A Man Without A Country, Literally -- Ex-U.S. Citizen Has Become A Drifter Among Nations

SAN JOSE, Calif. - Joel Slater arrived in San Jose a couple of weeks ago with little more than his convictions and his bedroll.

Australia and Canada deported him. The tiny French island territory of Saint-Pierre and Miquelon wouldn't take him. Norway, Sweden, Finland and Denmark won't help him. So, for now at least, Slater seeks refuge in San Jose and takes his meals at CityTeam Ministries.

He is 32 and homeless, and he looks gaunt in well-worn Nikes, weathered jeans and a faded flannel shirt with a pack of Marlboros in the pocket. But his is a story you won't hear often on the streets.

Five years ago, Slater walked into the U.S. Consulate General's office in Perth, Australia, and renounced his U.S. citizenship in protest of this country's foreign policy. Because he didn't seek citizenship in another country first, Slater is a stateless person.

He has ensnared himself in this no man's land: The United States won't grant him a passport without citizenship, so he can't travel legally to the countries that might accept him through a United Nations convention regarding stateless people.

"It's a whacked out situation," he says.

When Australia deported Slater after his U.S. passport was revoked, the United States allowed him to return on a "humanitarian parole" - a parole Slater doesn't want.

He refuses to apply for authorization to work legally, because he says working illegally might be a way to force the court system to address his situation.

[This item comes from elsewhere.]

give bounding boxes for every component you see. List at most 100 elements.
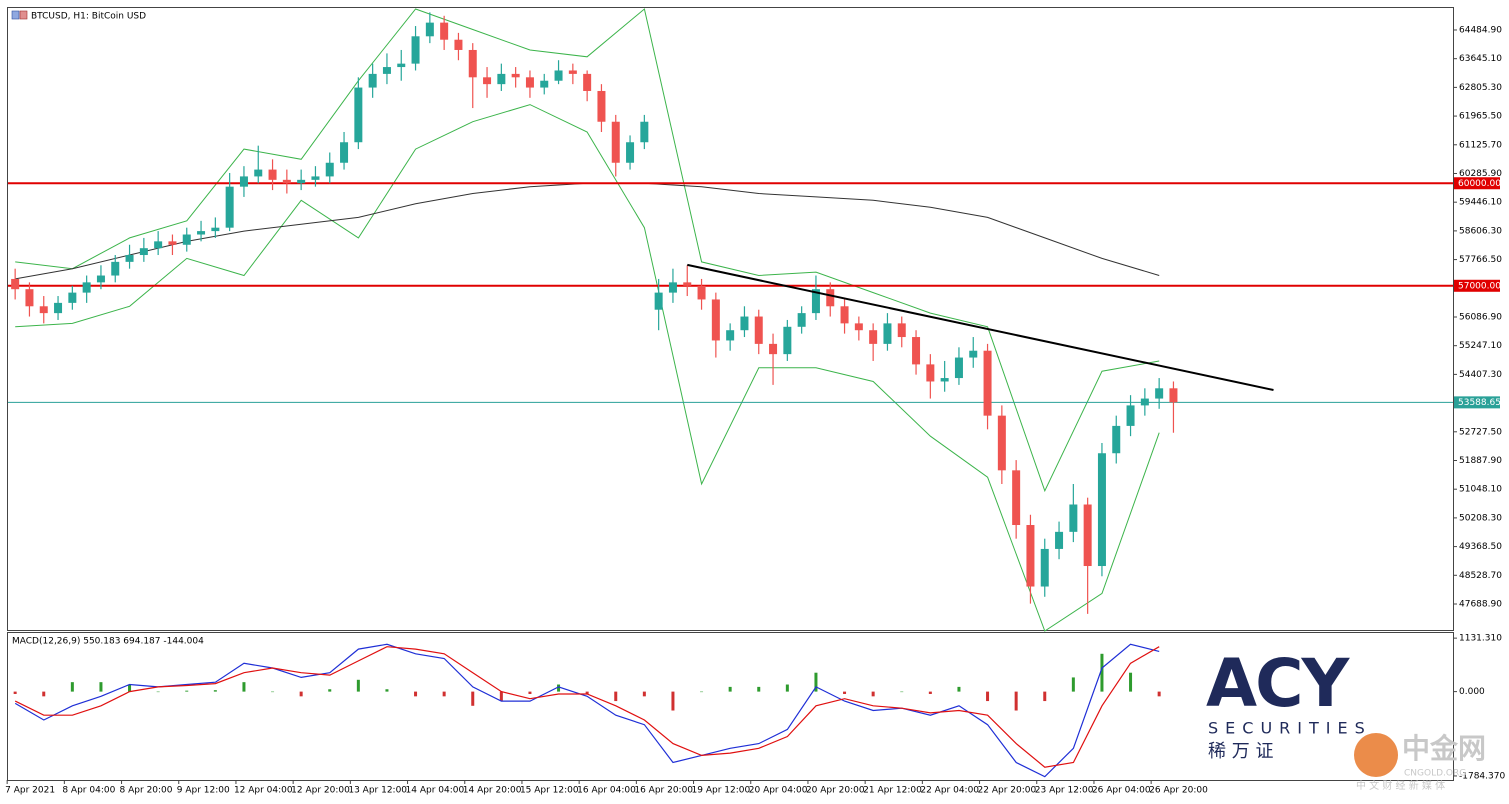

He is reduced to surviving through his own guile, occasional odd jobs and the generosity of strangers.

"He's a man without a country," Immigration and Naturalization spokesman Duke Austin said. "It is very unusual. . . . He had what 29 million people in the world are wishing they had."

It has been an incredible journey these last five years, taking Slater from Perth to the United States to Mexico and back and forth between this country and Canada several times, with a brief sojourn on a small French island off Newfoundland. Slater also has sought refuge unsuccessfully with the embassies of several countries.

"I don't regret it at all," he says. "What I've done is similar to the Boston Tea Party. Hopefully, my voice will speak for a lot of people."

He is in San Jose, living off the $55 and change (before deductions, he points out) he earned illegally for a day's work recently. There's really nowhere for him to go home to. He grew up in Waterloo, Iowa, and remains in contact with a sister who lives in Waterloo.

He renounced his citizenship in protest of U.S. intervention in places such as Central America, and Slater believes the United States could provide him with travel documents to leave. Austin said the U.S. issues passports only to U.S. citizens.

Slater has failed in repeated efforts to obtain refugee status in Canada. He actually hitchhiked across Canada, taking a ferry to Saint-Pierre in April because France is a signatory to the U.N. convention regarding stateless people.

"The colonial governor didn't have room for him at the inn," his Canadian lawyer, Gary Botting, says. "He was having difficulty coping with a mini-riot. Several fishermen went on a rampage."

Botting says Slater's one thin hope to obtain residence legally elsewhere is to sue France in international court in The Hague, Netherlands.